The Second goal is for them to find and use their own voice in their work – and become confident in that voice.

Third, I try to instill the idea that design is not what you do. Instead, it is what you enable others to do.

To graduate from the MFA program is not the end of a journey – it is the beginning of an ultimately far more important one. I am no easy teacher. I am far too blunt for many. But the world is not an easy place, and making a successful career as a creative person can be insanely difficult. So I always try to provide my students with enough confidence, some starting knowledge and a few proven, handy tools so they can surpass me and every one of their teachers. The sooner they realize their own sense of agency, the better.


You have hired many of your (our) students. What have you looked for in their performance?

Five things: Curiosity, courage, compassion, commitment and common sense. If you have all five, we’ll invite you to work with us and help you take your first steps into your career. More importantly, those same qualities might help propel you not just through a good career, but through a meaningful life. Few people posses these qualities in equal amounts, but like any muscle I believe those qualities of character can be built. But those are the qualities I look for.

Those, and the ability to properly kern lowercase Baskerville.

You take great pride in nurturing talent. What is the satisfaction that you get from teaching and mentoring?

That’s not true, actually. I don’t take great pride whatsoever. Their talent is not mine. What I am, instead, is insanely happy when they learn to take pride in themselves. My job is not to put my ideas into them but to help them get their ideas out of themselves. Seeing them thrive beyond my wildest expectations is insanely rewarding. But pride in myself?
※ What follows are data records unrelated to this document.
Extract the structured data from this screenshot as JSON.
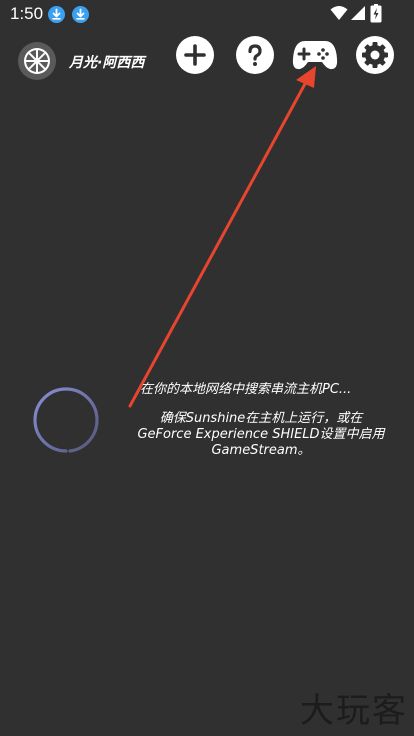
{
  "status_bar": {
    "time": "1:50",
    "icons": [
      "download-icon",
      "download-icon",
      "wifi-icon",
      "signal-icon",
      "battery-icon"
    ]
  },
  "header": {
    "username": "月光·阿西西",
    "buttons": [
      "add-icon",
      "help-icon",
      "gamepad-icon",
      "settings-icon"
    ]
  },
  "main": {
    "search_status": "在你的本地网络中搜索串流主机PC...",
    "hint": "确保Sunshine在主机上运行，或在\nGeForce Experience SHIELD设置中启用\nGameStream。"
  },
  "watermark": "大玩客",
  "colors": {
    "background": "#303030",
    "accent": "#3aa0f0",
    "arrow": "#e8452f",
    "spinner": "#8a8fd8"
  }
}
No.

Look, my aim is to encourage my students. Every student needs to be shown that they have an endless capacity to triumph under any difficult or challenging circumstance. That they are equal to whatever the world might throw at them – and that they can surmount any difficulty, problem, any suffering – and, through design, transform that into growth and strength for themselves and others, too. In each one of them –  and at every moment – they have bottomless reservoirs of courage and creativity. My job is to constantly remind them of this, of their profound potential, giving them the confidence in any of their yet unrealized possibilities as well as offer the craft required to bring those possibilities to life.

What are you working on now?
Over the last year we’ve designed the Jim Henson Exhibition at the Museum of the Moving Image in New York, opened the Inflatables show at the Exploratorium in San Francisco, created a new technology brand in Japan, relaunched the amazing brand Dropbox, launched four new product brands with our clients at Target, re-imagined the creative company Ogilvy, worked with Jessica and Jerry Seinfeld on their Good+Foundation, and we are working with the smart people at Mailchimp to rebrand their company. And we’re about to introduce a new project with Equinox. And the year’s not done yet.

But during all this work, we’ve been planning a third office in another city for COLLINS. The world goes round and it still needs to be much better designed for everyone. So there’s plenty of work ahead. The way I see it, we’re always just getting started.